Le invenzioni dell'artista ruotano intorno ad una forma che e' la sintesi di molte forme possibili: una sorta di mandorla oblunga in cui risuona un vasto repertorio di archetipi. Essa e' la forma ideale per veicolare, l'organico e l'inorganico, l'umano e il divino, l'artificiale e il naturale.
La sua pittura e la sua scultura sono fuse in un’unica cosa, ed esprimono una felice unione della materia e del colore. E’ questo il senso della ricerca artistica dell’ultimo periodo di Domenico Difilippo.
Le invenzioni di Domenico Difilippo ruotano intorno ad una forma che è la sintesi di molte forme possibili. Si tratta di una sorta di mandorla oblunga in cui risuona un vasto repertorio di archetipi. Essa è bocca e sesso, orizzonte palpitante di luce e alone mistico, ferita e palpebra socchiusa, pietra scheggiata e canoa, foglia e petalo. In altre parole è la forma ideale per veicolare, facendoli continuamente trapassare l’uno nell’altro, l’organico e l’inorganico, l’umano e il divino, l’artificiale e il naturale.

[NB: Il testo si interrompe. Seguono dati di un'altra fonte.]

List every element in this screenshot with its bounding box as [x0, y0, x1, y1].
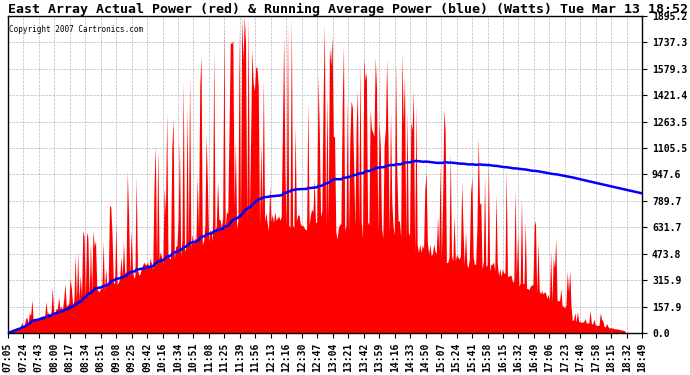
Text: Copyright 2007 Cartronics.com: Copyright 2007 Cartronics.com: [9, 26, 143, 34]
Text: East Array Actual Power (red) & Running Average Power (blue) (Watts) Tue Mar 13 : East Array Actual Power (red) & Running …: [8, 3, 688, 16]
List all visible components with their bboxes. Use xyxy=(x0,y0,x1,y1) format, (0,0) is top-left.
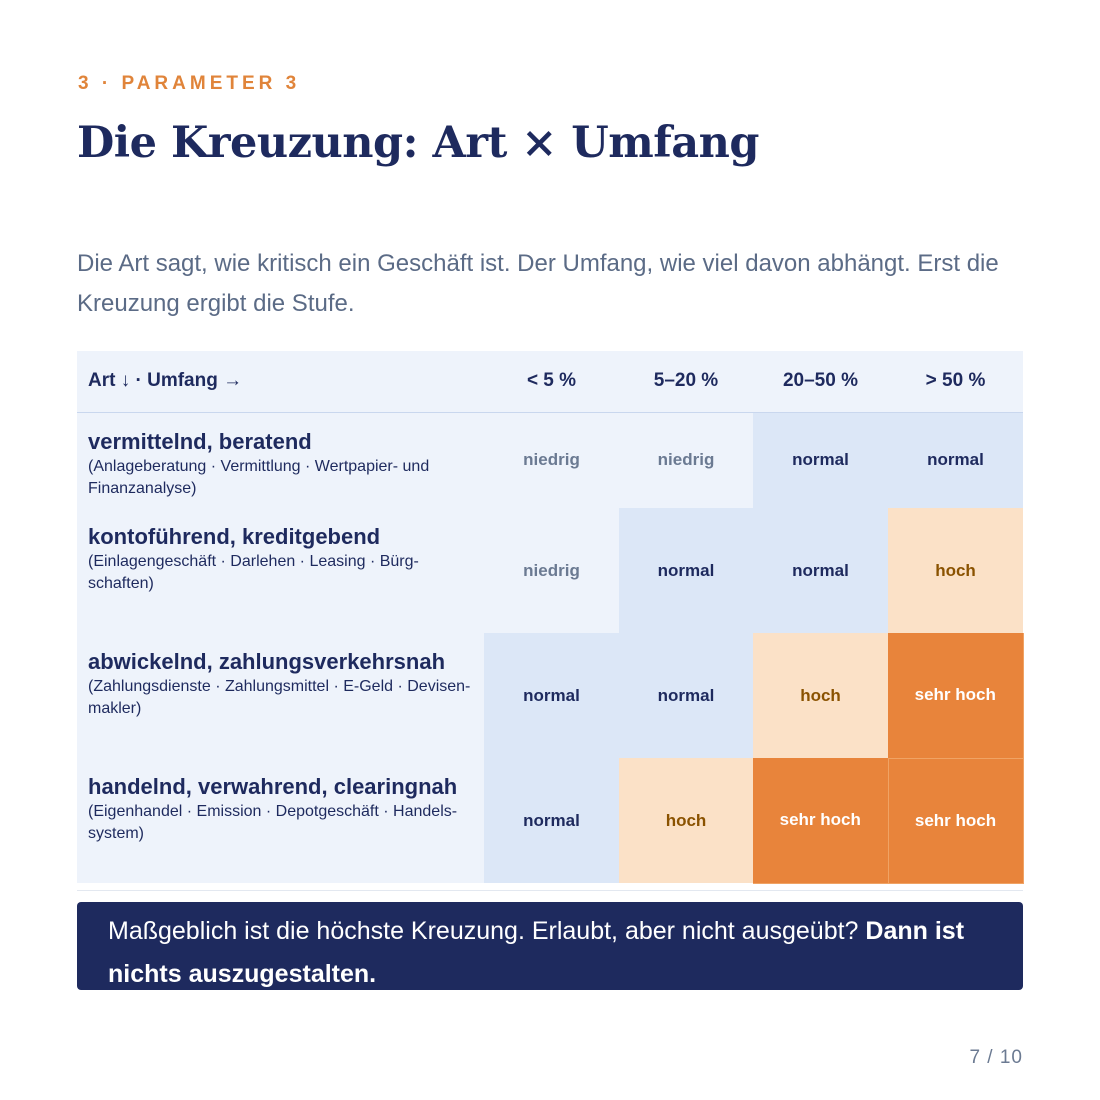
table-row: kontoführend, kreditgebend (Einlagengesc… xyxy=(77,508,1023,633)
callout-text: Maßgeblich ist die höchste Kreuzung. Erl… xyxy=(108,917,866,945)
table-row: vermittelnd, beratend (Anlageberatung · … xyxy=(77,412,1023,508)
table-row: abwickelnd, zahlungsverkehrsnah (Zahlung… xyxy=(77,633,1024,759)
matrix-cell: niedrig xyxy=(619,412,753,508)
matrix-cell: hoch xyxy=(753,633,888,758)
row-header: abwickelnd, zahlungsverkehrsnah (Zahlung… xyxy=(77,633,484,758)
row-subtitle: (Eigenhandel · Emission · Depotgeschäft … xyxy=(88,803,458,842)
row-header: vermittelnd, beratend (Anlageberatung · … xyxy=(77,412,484,508)
row-title: abwickelnd, zahlungsverkehrsnah xyxy=(88,649,446,674)
matrix-cell: sehr hoch xyxy=(888,758,1024,884)
matrix-cell: normal xyxy=(484,758,619,883)
section-eyebrow: 3 · PARAMETER 3 xyxy=(78,73,301,94)
matrix-cell: normal xyxy=(753,508,888,633)
matrix-cell: niedrig xyxy=(484,508,619,633)
page-title: Die Kreuzung: Art × Umfang xyxy=(77,118,760,168)
row-title: kontoführend, kreditgebend xyxy=(88,524,381,549)
summary-callout: Maßgeblich ist die höchste Kreuzung. Erl… xyxy=(77,902,1023,990)
row-header: kontoführend, kreditgebend (Einlagengesc… xyxy=(77,508,484,633)
matrix-cell: hoch xyxy=(888,508,1023,633)
row-title: vermittelnd, beratend xyxy=(88,428,312,454)
matrix-cell: normal xyxy=(619,633,753,758)
callout-emphasis: Dann ist nichts auszugestalten. xyxy=(108,917,965,988)
row-subtitle: (Einlagengeschäft · Darlehen · Leasing ·… xyxy=(88,553,419,592)
divider xyxy=(77,890,1023,891)
row-subtitle: (Zahlungsdienste · Zahlungsmittel · E-Ge… xyxy=(88,678,471,717)
matrix-cell: hoch xyxy=(619,758,753,883)
matrix-cell: normal xyxy=(753,412,888,508)
table-header-row: Art ↓ · Umfang → < 5 % 5–20 % 20–50 % > … xyxy=(77,351,1023,413)
column-header: 20–50 % xyxy=(753,351,888,413)
row-title: handelnd, verwahrend, clearingnah xyxy=(88,774,458,799)
page-number: 7 / 10 xyxy=(969,1047,1023,1068)
matrix-cell: normal xyxy=(888,412,1023,508)
matrix-cell: niedrig xyxy=(484,412,619,508)
table-row: handelnd, verwahrend, clearingnah (Eigen… xyxy=(77,758,1024,884)
column-header: 5–20 % xyxy=(619,351,753,413)
row-header: handelnd, verwahrend, clearingnah (Eigen… xyxy=(77,758,484,883)
matrix-cell: normal xyxy=(484,633,619,758)
matrix-cell: normal xyxy=(619,508,753,633)
axis-corner-label: Art ↓ · Umfang → xyxy=(77,351,484,413)
row-subtitle: (Anlageberatung · Vermittlung · Wertpapi… xyxy=(88,457,430,497)
risk-matrix-table: Art ↓ · Umfang → < 5 % 5–20 % 20–50 % > … xyxy=(77,351,1024,884)
column-header: < 5 % xyxy=(484,351,619,413)
matrix-cell: sehr hoch xyxy=(888,633,1024,759)
lead-paragraph: Die Art sagt, wie kritisch ein Geschäft … xyxy=(77,250,999,317)
matrix-cell: sehr hoch xyxy=(753,758,889,884)
column-header: > 50 % xyxy=(888,351,1023,413)
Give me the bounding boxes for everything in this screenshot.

Due sono i modi, rispettivamente complementari, in cui l’artista si serve di questo nucleo originario. Da un lato riportandolo al contesto del quadro, con quel che ne discende in termini di rapporto figura-sfondo. Dall’altro collocandolo direttamente nello spazio ambientale, vuoi a parete vuoi a terra vuoi nell’aria, in modo tale da liberare tutto il potenziale dell’illuminazione ambientale, delle ombre portate, dei giochi percettivi.

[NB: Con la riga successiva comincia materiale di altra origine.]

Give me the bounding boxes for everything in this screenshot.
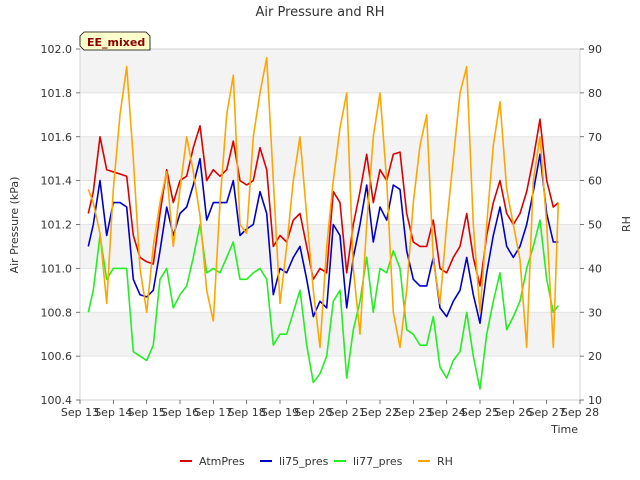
legend-label-rh: RH <box>437 455 453 468</box>
legend-label-atmpres: AtmPres <box>199 455 245 468</box>
series-line-rh <box>87 56 560 349</box>
series-line-li77-pres <box>87 219 559 390</box>
y-axis-label: Air Pressure (kPa) <box>8 177 21 274</box>
y-axis-ticks: 100.4 100.6 100.8 101.0 101.2 101.4 101.6 101.8… <box>41 43 80 407</box>
x-tick-label: Sep 21 <box>328 406 366 419</box>
x-tick-label: Sep 13 <box>61 406 99 419</box>
y2-tick-label: 70 <box>588 131 602 144</box>
y2-tick-label: 50 <box>588 219 602 232</box>
y2-tick-label: 60 <box>588 175 602 188</box>
y-tick-label: 100.8 <box>41 306 73 319</box>
y-tick-label: 101.4 <box>41 175 73 188</box>
y-tick-label: 101.2 <box>41 219 73 232</box>
y2-axis-label: RH <box>620 216 633 232</box>
x-tick-label: Sep 25 <box>461 406 499 419</box>
y-tick-label: 102.0 <box>41 43 73 56</box>
x-tick-label: Sep 27 <box>528 406 566 419</box>
background-band <box>80 356 580 400</box>
legend: AtmPres li75_pres li77_pres RH <box>180 455 453 468</box>
x-tick-label: Sep 20 <box>294 406 332 419</box>
y2-tick-label: 90 <box>588 43 602 56</box>
x-tick-label: Sep 14 <box>94 406 132 419</box>
background-band <box>80 136 580 181</box>
y-tick-label: 101.6 <box>41 131 73 144</box>
y2-tick-label: 30 <box>588 306 602 319</box>
x-tick-label: Sep 23 <box>394 406 432 419</box>
legend-label-li75-pres: li75_pres <box>279 455 329 468</box>
x-tick-label: Sep 18 <box>228 406 266 419</box>
y-tick-label: 100.4 <box>41 394 73 407</box>
y-tick-label: 101.8 <box>41 87 73 100</box>
legend-label-li77-pres: li77_pres <box>353 455 403 468</box>
background-band <box>80 49 580 93</box>
y2-tick-label: 40 <box>588 262 602 275</box>
y2-tick-label: 10 <box>588 394 602 407</box>
annotation-badge: EE_mixed <box>79 31 151 51</box>
x-tick-label: Sep 24 <box>428 406 466 419</box>
x-axis-label: Time <box>550 423 578 436</box>
background-band <box>80 92 580 137</box>
x-tick-label: Sep 28 <box>561 406 599 419</box>
annotation-badge-text: EE_mixed <box>87 36 145 49</box>
y2-axis-ticks: 10 20 30 40 50 60 70 80 90 <box>580 43 602 407</box>
y2-tick-label: 80 <box>588 87 602 100</box>
y-tick-label: 101.0 <box>41 262 73 275</box>
x-tick-label: Sep 19 <box>261 406 299 419</box>
x-tick-label: Sep 15 <box>128 406 166 419</box>
y-tick-label: 100.6 <box>41 350 73 363</box>
annotation-badge-box <box>79 31 151 51</box>
x-tick-label: Sep 17 <box>194 406 232 419</box>
y2-tick-label: 20 <box>588 350 602 363</box>
data-series <box>87 56 560 390</box>
x-tick-label: Sep 16 <box>161 406 199 419</box>
chart-title: Air Pressure and RH <box>255 5 384 20</box>
x-tick-label: Sep 26 <box>494 406 532 419</box>
x-tick-label: Sep 22 <box>361 406 399 419</box>
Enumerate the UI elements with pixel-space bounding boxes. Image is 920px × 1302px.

Per addentrarsi in questa diarchia strutturale, compositiva e semantica torna molto utile rifarsi a due titoli particolarmente emblematici con cui lo stesso Difilippo suggella il proprio lavoro. Angeli e Icone sono infatti apparizioni di specie diversa, anche se dal punto di vista del rapporto col sacro esse possono apparirci confinanti e quasi sovrapponibili.
L'Angelo è una presenza che giunge dallo spazio esterno, illimitato, metafisico, come del resto ci testimonia il significato della parola anghelos nel greco antico: colui che annuncia, il messaggero. L'Icona è la trasposizione in termini metaforici, linguisticamente codificati, di quell'annuncio, di quel messaggio: dunque una scrittura per immagini, una superficie istoriata di cifre.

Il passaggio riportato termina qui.